Establishes a Study Committee on Automation and the Workforce to assess the impact of automation technologies, including AI, on North Carolina's workforce, especially low-income and minority workers. Requires biennial reports with recommendations to the Governor and legislature.
Analysis summaries, actor details, and coverage mappings were LLM-classified and may contain errors.
This is a binding legislative act establishing a formal study committee with specific membership, duties, and reporting requirements. It uses mandatory language throughout and creates legal obligations.
The document has minimal coverage of risk domains, with brief mentions of workforce displacement (6.2) and inequality concerns (6.1, 6.2). The focus is on establishing a study committee rather than implementing specific risk mitigations. Coverage is limited to socioeconomic impacts of automation on workers.
This document establishes a study committee to examine automation's impact across North Carolina's workforce broadly, with particular emphasis on low-income and minority workers. While it mentions specific automation technologies, it does not govern specific sectors but rather studies automation effects across the entire state economy.
The document does not focus on specific AI lifecycle stages but rather on studying the impacts of automation technologies including AI across their deployment and operation. The emphasis is on monitoring workforce effects rather than technical development stages.
The document explicitly mentions artificial intelligence as one of several automation technologies to be studied.
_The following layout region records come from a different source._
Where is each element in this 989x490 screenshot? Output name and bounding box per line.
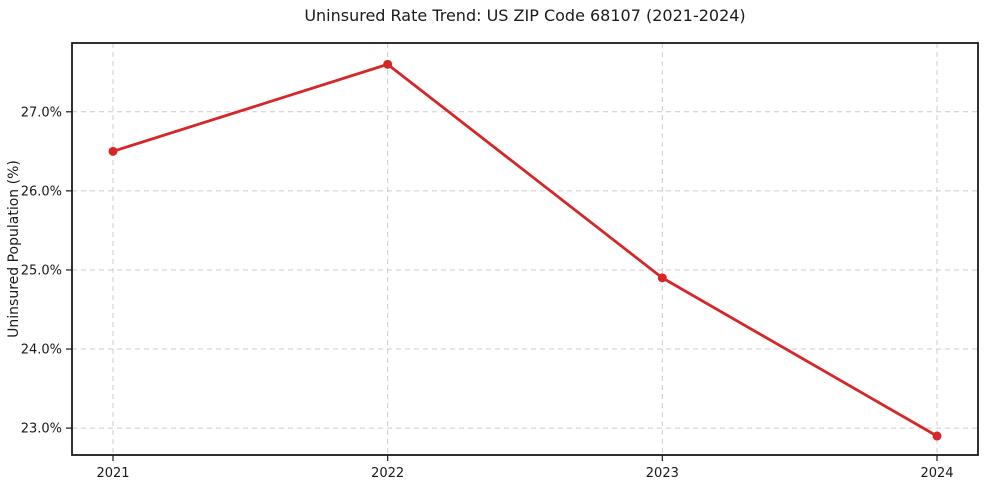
x-tick-label: 2022 <box>371 466 404 481</box>
y-tick-label: 27.0% <box>21 105 62 120</box>
data-point-marker <box>108 146 118 156</box>
plot-border <box>71 42 979 456</box>
y-tick-label: 25.0% <box>21 263 62 278</box>
y-tick-label: 23.0% <box>21 422 62 437</box>
chart-title: Uninsured Rate Trend: US ZIP Code 68107 … <box>304 6 746 25</box>
data-point-marker <box>383 59 393 69</box>
y-tick-label: 26.0% <box>21 184 62 199</box>
y-tick-label: 24.0% <box>21 343 62 358</box>
x-tick-label: 2021 <box>96 466 129 481</box>
x-tick-label: 2023 <box>646 466 679 481</box>
x-tick-label: 2024 <box>920 466 953 481</box>
data-point-marker <box>657 273 667 283</box>
data-point-marker <box>932 431 942 441</box>
trend-line <box>111 62 939 438</box>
It does not define AI models, systems, or specific AI categories, but treats AI as part of broader automation technologies affecting the workforce.
Senators Salvador, Lowe, and Murdock; General Assembly of North Carolina
The bill is sponsored by three named senators and enacted by the North Carolina General Assembly, which is the state legislative body with authority to create laws and study committees.
Governor of North Carolina; Joint Legislative Commission on Governmental Operations
The Governor has authority to remove committee members for misconduct and receives reports. The Joint Legislative Commission on Governmental Operations receives biennial reports from the committee.
Study Committee on Automation and the Workforce; Governor of North Carolina; Joint Legislative Commission on Governmental Operations
The Study Committee is explicitly tasked with reviewing and monitoring the effects of automation on the workforce and submitting biennial reports to the Governor and legislature.
employers; trade organizations focused on the automated workplace; low-income workers; minority workers
The study committee will examine automation technologies including AI and their impact on North Carolina's workforce, particularly low-income and minority workers. Employers and trade organizations are explicitly mentioned as stakeholders to be represented on the committee.